A atitude da Portuguesa de deixar o gramado aos 17 minutos de jogo, na estreia do time na Série B do Campeonato Brasileiro, não agradou aos responsáveis pelo Joinville, adversário em questão. Segundo Roberto Pugliese Junior, gerente jurídico do clube de Santa Catarina, a briga jurídica da Lusa com a CBF deveria ser resolvido de outra maneira.

- Não há tempo exato que permita a Portuguesa voltar ao campo. É uma situação inusitada. Não há incidente que impeça a Portuguesa de jogar. Isso é o chamado abandono de campo, porque a Portuguesa está presente. Não é W.O. A Portuguesa tem que cumprir o papel dela de jogar a partida, e depois ir até outras instâncias, não uma palhaçada dessas. Temos conversado com a CBF e ela tem as razões dela para seguir o jogo e a competição. Isso não deve ser resolvido aqui, dessa forma - desabafou Pugliese.
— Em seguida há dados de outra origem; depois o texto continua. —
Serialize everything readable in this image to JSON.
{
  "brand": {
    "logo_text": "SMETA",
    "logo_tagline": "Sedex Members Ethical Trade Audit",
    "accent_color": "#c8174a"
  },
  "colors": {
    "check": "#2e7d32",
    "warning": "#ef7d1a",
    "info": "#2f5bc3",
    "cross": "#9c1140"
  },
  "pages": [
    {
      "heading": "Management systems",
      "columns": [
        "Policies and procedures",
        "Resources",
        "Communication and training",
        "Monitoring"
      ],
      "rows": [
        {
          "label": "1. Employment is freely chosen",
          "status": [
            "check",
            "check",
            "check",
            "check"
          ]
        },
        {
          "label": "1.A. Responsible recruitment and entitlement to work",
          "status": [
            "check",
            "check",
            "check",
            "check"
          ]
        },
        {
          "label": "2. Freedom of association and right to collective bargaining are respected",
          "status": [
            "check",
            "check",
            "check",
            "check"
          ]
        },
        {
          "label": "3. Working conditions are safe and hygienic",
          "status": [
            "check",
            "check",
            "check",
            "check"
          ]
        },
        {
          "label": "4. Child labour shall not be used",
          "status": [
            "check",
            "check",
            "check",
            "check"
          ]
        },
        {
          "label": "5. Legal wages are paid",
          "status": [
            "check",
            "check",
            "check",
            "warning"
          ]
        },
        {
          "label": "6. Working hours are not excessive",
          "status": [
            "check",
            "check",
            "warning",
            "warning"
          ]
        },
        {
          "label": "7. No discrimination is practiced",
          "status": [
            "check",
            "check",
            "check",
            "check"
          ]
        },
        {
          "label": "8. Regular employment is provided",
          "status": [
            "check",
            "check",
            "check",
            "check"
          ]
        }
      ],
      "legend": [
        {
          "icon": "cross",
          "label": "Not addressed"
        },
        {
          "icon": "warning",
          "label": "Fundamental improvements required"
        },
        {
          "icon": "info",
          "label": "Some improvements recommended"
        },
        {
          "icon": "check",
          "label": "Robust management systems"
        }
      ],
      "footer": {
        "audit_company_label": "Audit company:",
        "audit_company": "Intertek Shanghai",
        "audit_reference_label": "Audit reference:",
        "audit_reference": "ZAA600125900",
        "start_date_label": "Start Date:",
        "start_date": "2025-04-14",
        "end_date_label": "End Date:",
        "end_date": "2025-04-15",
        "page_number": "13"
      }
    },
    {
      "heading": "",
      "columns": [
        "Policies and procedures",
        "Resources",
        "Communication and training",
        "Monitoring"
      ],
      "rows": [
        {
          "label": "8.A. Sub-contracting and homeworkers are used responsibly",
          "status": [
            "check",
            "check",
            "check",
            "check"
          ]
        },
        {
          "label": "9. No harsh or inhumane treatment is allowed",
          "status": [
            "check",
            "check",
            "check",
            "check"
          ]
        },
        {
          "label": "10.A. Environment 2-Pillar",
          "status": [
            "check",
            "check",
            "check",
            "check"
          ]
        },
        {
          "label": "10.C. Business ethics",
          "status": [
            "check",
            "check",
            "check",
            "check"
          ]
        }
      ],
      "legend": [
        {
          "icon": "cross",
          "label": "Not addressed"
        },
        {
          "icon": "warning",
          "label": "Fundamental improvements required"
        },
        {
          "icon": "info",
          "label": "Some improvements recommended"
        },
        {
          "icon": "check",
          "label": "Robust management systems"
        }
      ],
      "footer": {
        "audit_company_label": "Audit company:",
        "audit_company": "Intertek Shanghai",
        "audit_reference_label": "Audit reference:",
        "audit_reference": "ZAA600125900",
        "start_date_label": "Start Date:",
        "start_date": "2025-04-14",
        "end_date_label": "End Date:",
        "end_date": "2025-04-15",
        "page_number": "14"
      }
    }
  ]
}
O coro foi endossado pelo presidente do Joinville, que não mostrou nenhum pouco de otimismo em relação à situação da Lusa. De acordo com ele, esta nova liminar também será cassada e o time de São Paulo se prejudicará ainda mais.

- É uma pena, porque a Portuguesa vai sair prejudicada. Falamos para jogar, porque a equipe é simpática, tem uma diretoria nova, com muitas dificuldades e várias liminares foram cassadas. O foro legal é o do Rio de Janeiro, já direcionando para instância superior. A liminar vai ser cassada e a Portuguesa vai se prejudicar ainda mais - disse Nereu Martinelli, presidente do Joinville.

A liminar favorável à Lusa foi obtida em ação movida pelo torcedor Renato de Britto de Azevedo e omitida pela 3ª Vara Cível de São Paulo. Ela obriga a devolução dos pontos perdidos pela Lusa no Campeonato Brasileiro do ano passado, pela escalação irregular do meia Héverton, o que temporariamente coloca o clube de volta à Série A e rebaixa o Fluminense.

Por conta da liminar, apresentada nesta sexta-feira aos 17 minutos de jogo, a Lusa resolveu deixar a partida, que estava empatada por 0 a 0.